Little Turtle was thought to have been born on the banks of the Miami River, in Ohio, about the year 1747. He was the son of a Miami chief, but his mother was a Mohegan woman, probably captured in war and adopted into the tribe. As the Indian maxim in relation to descents is generally the same with that of our obsolete civil law in relation to slaves, that the condition of the offspring follows the condition of the mother. {FN} Little Turtle had no advantage whatever from his father's rank. He, however, became a chief at an early age, for his extraordinary talents attracted the notice of his countrymen in boyhood.
{FN} "Partus sequitur ventrum."
His first services worthy of mention were those of a young warrior in the ranks of his tribe. Here the soundness of his judgment and his skill and bravery in battle soon made him chief, and finally bore him on to a commanding influence, not only in his own nation, but among all the neighboring tribes.
Notwithstanding his name, Little Turtle was at this time at least six feet tall; strong, muscular and remarkably dignified in his manner, though of a somewhat morose countenance and apparently very crafty and subtle.
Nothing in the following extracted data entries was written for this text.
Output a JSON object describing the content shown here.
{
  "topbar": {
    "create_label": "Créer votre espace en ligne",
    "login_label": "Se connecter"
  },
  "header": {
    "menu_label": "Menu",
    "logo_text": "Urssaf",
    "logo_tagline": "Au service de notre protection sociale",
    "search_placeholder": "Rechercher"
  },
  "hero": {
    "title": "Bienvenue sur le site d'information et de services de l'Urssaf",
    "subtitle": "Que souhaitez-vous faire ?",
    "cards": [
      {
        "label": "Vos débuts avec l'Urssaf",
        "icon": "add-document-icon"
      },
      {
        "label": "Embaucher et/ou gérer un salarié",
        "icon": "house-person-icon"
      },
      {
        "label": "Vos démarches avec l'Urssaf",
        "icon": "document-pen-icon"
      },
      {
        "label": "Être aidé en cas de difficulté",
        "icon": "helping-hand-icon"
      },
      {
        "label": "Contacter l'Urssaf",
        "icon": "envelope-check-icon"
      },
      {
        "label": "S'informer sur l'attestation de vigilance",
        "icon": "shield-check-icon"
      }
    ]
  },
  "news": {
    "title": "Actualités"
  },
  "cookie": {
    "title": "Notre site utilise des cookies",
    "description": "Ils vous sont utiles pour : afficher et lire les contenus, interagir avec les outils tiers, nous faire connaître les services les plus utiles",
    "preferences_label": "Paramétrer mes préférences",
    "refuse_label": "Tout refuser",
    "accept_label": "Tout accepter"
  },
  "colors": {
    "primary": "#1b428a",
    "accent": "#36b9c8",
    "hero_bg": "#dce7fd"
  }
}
As a warrior he was fearless, but not rash; shrewd to plan, bold and energetic to execute—no peril could daunt and no emergency could surprise him. Politically he was the first follower of Pontiac, and the latest model of Tecumseh. He indulged in much the same gloomy apprehension that the whites would over top and finally uproot his race; and he sought much the same combination of the Indian nations to prevent it.
Long after the conclusion of the peace of 1783, the British retained possession of several posts within our ceded limits on the north, which were rallying-points for the Indians hostile to the American cause, and where they were supplied and subsisted to a considerable extent, while they continued to wage that war with us, which their civilized ally no longer maintained. The infant Government made strenuous exertions to pacify all these tribes. With some they succeeded, but the Indians of the Miami and Wabash would consent to no terms. They were strong in domestic combination, besides receiving encouragement from across the Canadian border.